I learned on a 68HC11 in college. They are very simple to work with but honestly most low powered microcontrollers will be similar (AVR, 8051, PIC, MSP430). The biggest thing that will add complexity to ASM programming for microcontrollers is the number and type of supported memory addressing modes. You should avoid more complicated devices at first such as higher end ARM processors.
I'd probably recommend the MSP430 as a good starting point. Maybe write a program in C and learn by replacing various functions with inline assembly. Start simple, x + y = z, etc.
After you've replaced a function or algorithm with assembly, compare and contrast how you coded it and what the C compiler generated. This is probably one of the better ways to learn assembly in my opinion and at the same time learn about how a compiler works which is incredibly valuable as an embedded programmer. Just make sure you turn off optimizations in the C compiler at first or you'll likely be very confused by the compiler's generated code. Gradually turn on optimizations and note what the compiler does.
RISC vs CISC
RISC means 'Reduced Instruction Set Computing' it doesn't refer to a particular instruction set but just a design strategy that says that the CPU has a minimal instruction set. Few instructions that each do something basic. The is no stringently technical definition of what it takes 'to be RISC'. On the other hand CISC architectures have lots of instructions but each 'does more'.
The purposed advantages of RISC are that your CPU design needs fewer transistors which means less power usage (big for microcontrollers), cheaper to make and higher clock rates leading to greater performance. Lower power usage and cheaper manufacturing are generally true, greater performance hasn't really lived up to the goal as a result of design improvements in CISC architectures.

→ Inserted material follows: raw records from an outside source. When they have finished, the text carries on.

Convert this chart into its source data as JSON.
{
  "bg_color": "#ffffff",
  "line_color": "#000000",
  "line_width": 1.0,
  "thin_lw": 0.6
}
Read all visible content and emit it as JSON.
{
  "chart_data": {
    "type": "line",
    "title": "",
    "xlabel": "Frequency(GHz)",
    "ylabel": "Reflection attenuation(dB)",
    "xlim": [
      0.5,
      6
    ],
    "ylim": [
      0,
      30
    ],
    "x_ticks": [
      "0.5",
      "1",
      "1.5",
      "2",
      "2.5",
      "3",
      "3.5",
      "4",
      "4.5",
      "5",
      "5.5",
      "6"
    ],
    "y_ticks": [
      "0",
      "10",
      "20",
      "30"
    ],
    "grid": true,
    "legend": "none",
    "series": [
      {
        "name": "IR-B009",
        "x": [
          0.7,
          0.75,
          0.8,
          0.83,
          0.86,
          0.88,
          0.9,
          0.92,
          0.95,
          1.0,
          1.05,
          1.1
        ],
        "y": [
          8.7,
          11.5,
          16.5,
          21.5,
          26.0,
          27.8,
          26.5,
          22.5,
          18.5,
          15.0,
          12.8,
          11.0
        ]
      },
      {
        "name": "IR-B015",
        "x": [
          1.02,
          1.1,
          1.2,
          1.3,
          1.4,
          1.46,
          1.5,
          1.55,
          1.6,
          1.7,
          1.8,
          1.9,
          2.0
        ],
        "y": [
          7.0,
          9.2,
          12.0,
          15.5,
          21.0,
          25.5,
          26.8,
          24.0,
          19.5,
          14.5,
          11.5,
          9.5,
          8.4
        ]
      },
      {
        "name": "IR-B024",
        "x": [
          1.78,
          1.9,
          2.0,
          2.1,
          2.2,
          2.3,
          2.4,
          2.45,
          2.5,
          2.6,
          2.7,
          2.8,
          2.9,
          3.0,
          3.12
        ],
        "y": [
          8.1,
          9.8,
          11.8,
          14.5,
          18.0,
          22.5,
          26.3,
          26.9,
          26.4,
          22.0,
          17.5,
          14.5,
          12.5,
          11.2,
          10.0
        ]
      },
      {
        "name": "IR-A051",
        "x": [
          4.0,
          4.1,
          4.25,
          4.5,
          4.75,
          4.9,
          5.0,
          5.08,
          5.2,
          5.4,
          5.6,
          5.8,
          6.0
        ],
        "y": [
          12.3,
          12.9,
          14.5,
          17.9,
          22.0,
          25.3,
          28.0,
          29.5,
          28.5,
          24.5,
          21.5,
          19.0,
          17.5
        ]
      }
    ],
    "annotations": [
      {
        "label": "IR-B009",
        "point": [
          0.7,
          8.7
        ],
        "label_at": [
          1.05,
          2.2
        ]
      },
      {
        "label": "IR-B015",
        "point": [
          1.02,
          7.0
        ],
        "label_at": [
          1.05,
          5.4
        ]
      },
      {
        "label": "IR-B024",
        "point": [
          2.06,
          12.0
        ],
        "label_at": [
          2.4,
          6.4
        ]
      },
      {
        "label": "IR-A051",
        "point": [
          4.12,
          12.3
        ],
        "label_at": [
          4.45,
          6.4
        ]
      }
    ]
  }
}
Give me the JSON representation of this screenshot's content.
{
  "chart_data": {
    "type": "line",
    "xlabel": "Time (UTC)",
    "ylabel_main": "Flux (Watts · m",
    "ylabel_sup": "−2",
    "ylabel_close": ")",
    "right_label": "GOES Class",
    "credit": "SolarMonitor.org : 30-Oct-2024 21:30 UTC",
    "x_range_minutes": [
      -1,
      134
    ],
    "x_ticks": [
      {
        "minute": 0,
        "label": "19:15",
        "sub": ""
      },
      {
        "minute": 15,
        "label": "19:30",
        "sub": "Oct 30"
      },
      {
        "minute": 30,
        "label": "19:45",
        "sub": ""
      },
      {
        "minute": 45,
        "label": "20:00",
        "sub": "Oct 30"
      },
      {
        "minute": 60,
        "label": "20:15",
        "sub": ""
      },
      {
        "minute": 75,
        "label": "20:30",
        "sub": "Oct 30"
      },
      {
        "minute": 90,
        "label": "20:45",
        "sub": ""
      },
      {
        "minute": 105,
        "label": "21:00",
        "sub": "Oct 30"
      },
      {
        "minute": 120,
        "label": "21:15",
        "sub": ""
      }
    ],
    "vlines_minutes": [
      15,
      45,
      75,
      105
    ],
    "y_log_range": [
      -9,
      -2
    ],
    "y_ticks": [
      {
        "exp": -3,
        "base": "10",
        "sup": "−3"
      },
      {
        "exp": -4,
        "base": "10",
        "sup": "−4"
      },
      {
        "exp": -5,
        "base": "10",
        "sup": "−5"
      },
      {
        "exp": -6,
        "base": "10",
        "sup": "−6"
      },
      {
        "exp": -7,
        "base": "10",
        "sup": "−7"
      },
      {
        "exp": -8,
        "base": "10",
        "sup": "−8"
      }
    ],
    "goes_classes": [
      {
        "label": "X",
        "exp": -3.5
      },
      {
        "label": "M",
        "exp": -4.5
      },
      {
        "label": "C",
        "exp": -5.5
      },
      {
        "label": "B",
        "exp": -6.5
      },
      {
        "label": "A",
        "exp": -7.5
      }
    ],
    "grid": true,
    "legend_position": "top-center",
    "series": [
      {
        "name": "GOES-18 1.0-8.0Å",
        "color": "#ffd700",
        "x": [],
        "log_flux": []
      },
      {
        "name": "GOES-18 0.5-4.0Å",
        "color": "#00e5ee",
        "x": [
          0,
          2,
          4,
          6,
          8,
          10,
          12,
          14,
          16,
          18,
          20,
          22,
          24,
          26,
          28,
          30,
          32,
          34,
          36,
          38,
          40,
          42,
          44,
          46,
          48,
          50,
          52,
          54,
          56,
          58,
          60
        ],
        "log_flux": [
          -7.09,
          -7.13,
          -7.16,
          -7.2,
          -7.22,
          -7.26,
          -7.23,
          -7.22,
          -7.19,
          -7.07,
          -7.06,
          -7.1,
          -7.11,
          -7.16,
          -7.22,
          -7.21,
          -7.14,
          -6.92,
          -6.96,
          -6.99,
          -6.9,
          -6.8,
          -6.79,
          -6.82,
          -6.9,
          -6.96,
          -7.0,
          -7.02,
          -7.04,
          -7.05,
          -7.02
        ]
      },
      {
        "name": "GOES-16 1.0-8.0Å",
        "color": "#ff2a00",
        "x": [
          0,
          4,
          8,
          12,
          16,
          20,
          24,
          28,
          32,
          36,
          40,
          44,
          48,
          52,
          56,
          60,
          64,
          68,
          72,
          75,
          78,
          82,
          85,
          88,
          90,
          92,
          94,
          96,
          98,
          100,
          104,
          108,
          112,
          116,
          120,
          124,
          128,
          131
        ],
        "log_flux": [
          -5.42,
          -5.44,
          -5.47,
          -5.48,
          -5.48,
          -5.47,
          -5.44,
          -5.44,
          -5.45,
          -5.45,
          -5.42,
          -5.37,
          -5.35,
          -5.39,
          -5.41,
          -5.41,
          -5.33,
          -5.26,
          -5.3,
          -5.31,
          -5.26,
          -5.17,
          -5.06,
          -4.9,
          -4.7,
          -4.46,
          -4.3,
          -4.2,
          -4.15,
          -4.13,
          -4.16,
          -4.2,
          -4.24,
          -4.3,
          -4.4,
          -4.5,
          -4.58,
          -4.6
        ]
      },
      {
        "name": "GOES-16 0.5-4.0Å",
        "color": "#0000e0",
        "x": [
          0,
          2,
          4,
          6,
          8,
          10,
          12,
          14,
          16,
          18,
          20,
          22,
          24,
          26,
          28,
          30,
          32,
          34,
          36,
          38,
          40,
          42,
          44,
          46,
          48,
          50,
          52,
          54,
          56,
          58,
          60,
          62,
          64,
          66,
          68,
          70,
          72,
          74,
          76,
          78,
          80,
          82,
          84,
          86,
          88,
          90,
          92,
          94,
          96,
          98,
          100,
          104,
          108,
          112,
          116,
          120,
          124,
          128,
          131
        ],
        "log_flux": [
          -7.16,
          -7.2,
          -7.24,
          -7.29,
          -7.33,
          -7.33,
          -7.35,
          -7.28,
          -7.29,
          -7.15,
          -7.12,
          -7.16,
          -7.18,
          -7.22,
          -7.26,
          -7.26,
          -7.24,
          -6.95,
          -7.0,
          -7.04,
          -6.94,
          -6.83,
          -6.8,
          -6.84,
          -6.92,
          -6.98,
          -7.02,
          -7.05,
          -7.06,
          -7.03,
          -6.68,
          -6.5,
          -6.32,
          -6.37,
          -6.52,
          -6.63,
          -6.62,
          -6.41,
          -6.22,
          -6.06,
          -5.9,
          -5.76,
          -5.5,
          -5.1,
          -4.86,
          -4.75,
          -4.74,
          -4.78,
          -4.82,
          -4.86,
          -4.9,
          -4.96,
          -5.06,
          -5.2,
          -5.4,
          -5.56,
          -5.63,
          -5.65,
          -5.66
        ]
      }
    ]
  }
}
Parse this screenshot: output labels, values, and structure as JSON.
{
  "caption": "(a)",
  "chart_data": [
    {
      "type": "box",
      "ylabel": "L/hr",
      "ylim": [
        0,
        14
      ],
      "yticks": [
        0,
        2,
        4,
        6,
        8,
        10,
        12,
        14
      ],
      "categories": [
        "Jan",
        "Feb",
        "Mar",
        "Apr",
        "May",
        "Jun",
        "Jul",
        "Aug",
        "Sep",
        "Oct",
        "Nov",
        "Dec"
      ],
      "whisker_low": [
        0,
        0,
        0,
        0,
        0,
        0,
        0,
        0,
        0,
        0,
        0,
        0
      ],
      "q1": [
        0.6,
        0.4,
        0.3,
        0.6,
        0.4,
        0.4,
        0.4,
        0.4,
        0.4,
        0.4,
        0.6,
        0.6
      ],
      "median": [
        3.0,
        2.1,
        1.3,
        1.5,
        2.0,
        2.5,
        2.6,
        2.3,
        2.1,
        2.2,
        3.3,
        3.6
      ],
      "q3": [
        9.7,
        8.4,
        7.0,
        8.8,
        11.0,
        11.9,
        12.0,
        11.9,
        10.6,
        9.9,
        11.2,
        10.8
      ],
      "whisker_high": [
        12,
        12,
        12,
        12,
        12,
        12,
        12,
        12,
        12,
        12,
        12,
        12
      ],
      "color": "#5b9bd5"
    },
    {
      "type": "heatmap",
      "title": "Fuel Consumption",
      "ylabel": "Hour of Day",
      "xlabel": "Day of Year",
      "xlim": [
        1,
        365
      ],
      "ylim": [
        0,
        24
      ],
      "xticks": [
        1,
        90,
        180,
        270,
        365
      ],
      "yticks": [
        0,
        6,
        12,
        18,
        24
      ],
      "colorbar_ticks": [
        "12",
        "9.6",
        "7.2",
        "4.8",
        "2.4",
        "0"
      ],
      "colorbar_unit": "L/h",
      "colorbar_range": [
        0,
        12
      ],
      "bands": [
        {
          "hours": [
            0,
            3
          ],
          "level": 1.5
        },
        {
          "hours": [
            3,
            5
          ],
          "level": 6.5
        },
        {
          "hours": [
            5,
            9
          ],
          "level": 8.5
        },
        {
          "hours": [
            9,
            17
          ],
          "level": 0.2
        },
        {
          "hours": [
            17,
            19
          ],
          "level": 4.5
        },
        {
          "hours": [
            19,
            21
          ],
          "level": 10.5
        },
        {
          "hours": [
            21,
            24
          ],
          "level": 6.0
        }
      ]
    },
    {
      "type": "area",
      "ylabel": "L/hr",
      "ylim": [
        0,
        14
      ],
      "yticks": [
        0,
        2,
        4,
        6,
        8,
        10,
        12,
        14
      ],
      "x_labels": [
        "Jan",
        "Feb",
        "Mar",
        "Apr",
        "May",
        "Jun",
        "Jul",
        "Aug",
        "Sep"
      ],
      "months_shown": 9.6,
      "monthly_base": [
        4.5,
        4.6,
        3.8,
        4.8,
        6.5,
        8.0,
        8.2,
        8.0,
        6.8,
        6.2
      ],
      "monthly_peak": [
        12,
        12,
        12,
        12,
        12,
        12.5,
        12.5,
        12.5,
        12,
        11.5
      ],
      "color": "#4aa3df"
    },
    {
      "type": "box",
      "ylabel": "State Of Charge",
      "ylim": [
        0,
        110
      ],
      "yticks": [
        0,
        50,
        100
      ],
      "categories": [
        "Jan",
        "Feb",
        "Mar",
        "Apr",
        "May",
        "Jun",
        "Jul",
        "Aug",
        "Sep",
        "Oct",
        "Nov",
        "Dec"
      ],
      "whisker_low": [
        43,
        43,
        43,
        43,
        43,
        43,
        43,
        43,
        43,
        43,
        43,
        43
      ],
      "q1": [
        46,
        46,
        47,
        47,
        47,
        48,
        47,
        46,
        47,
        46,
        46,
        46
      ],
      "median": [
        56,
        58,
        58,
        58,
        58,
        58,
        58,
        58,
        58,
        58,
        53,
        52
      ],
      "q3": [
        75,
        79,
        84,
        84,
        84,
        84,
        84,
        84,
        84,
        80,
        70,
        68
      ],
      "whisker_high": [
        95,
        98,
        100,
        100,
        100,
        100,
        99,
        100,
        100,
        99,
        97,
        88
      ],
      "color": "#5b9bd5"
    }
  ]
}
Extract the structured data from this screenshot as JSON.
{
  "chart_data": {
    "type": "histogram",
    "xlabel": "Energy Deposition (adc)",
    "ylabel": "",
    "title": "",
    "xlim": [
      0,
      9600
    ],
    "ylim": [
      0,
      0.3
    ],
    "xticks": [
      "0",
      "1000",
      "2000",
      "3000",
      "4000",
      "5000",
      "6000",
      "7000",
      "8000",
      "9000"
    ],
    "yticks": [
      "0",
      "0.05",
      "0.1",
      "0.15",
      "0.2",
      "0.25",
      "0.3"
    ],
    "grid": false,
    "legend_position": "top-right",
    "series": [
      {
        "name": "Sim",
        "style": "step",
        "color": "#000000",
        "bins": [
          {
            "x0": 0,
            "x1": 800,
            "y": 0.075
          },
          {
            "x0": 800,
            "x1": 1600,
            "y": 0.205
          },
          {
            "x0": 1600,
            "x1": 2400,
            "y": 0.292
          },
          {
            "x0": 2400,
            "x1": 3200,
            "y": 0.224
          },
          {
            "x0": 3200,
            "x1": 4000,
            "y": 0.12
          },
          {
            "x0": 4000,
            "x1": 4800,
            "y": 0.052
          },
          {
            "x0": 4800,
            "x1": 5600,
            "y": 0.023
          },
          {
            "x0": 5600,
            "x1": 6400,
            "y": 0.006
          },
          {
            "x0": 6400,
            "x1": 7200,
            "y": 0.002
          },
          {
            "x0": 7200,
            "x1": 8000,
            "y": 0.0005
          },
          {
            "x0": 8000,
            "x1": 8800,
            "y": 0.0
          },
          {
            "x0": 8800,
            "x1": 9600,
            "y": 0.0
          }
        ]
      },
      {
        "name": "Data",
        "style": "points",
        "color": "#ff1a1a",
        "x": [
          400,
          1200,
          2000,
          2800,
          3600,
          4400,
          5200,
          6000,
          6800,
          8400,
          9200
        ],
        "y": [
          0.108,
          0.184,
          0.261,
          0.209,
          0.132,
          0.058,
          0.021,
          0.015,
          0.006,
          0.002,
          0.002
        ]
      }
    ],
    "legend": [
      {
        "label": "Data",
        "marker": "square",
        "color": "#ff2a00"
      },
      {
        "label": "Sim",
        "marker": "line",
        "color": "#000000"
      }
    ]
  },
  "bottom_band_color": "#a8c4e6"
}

Almost all CPU cores are RISC or 'middle ground' designs today. Even with the most famous (or infamous) CISC architecture, x86. Modern x86 CPUs are internally RISC like cores with a decoder bolted on the front end that breaks down x86 instructions to multiple RISC like instructions. I think Intel calls these 'micro-ops'.
As to which (RISC vs CISC) is easier to learn in assembly, I think its a toss up. Doing something with a RISC instruction set generally requires more lines of assembly than doing the same thing with a CISC instruction set. On the other hand CISC instruction sets are more complicated to learn due to the greater number of available instructions.
Most of the reason CISC gets a bad name is that x86 is by and far the most common example and is a bit of a mess to work with. I think thats mostly a result of the x86 instructions set being very old and having been expanded half a dozen or more times while maintaining backward compatibility. Even your 4.5Ghz core i7 can run in 286 mode (and does at boot).
As for ARM being a RISC architecture, I'd consider that moderately debatable. Its certainly a load-store architecture. The base instruction set is RISC like, but in recent revisions the instruction set has grown quite a bit to the point where I'd personally consider it more of a middle ground between RISC and CISC. The thumb instructions set is really the most 'RISCish' of the ARM instruction sets.
Best Answer
You are going about this the wrong way. Unlike programming large machines with operating system, on microcontrollers you have to know how things work down to the hardware. That means now a compiler gets in the way by obscuring things, as apposed to dealing with all that machine stuff you don't have to care about on a large system. Writing in a HLL on a microcontroller can still be useful, but only if you understand the underlying hardware.
Blindly using a compiler and calling library routines to manage the hardware may sound like the easy way to go, but it's not good for learning, and since you're really not learning what is going on at the low levels, stuff will happen and you won't understand what is going on.
So to really answer you question, the best book for learning a PIC 18 is the datasheet for that PIC 18. If you are looking for something generic to start with, try the 18F2520. That's a easy to handle 28 pin part, and comes with a good mix of general peripherals. It also has plenty of RAM and program memory to do lots of useful projects.
When you first read the datasheet, you need to look carefully at the parts that talk about the general architecture, like the memory model, instruction set, stack, pointer registers, etc. That will be the same for all PIC 18. Different PIC 18 models vary in the amount of memory and mix of peripherals. Once you can write basic code using the core, you can try out peripherals one at a time and learn them individually.
As for MPLAB, that is a separate document. Actually MPLAB isn't a big deal to learn. What takes more is the assembler, the linker, possibly the librarian, and how they interact and how to use them. Once you get all that, you can throw in a compiler, but now you'll understand what it's actually doing and therefore what the various gotchas and restrictions are that you just don't see on big systems.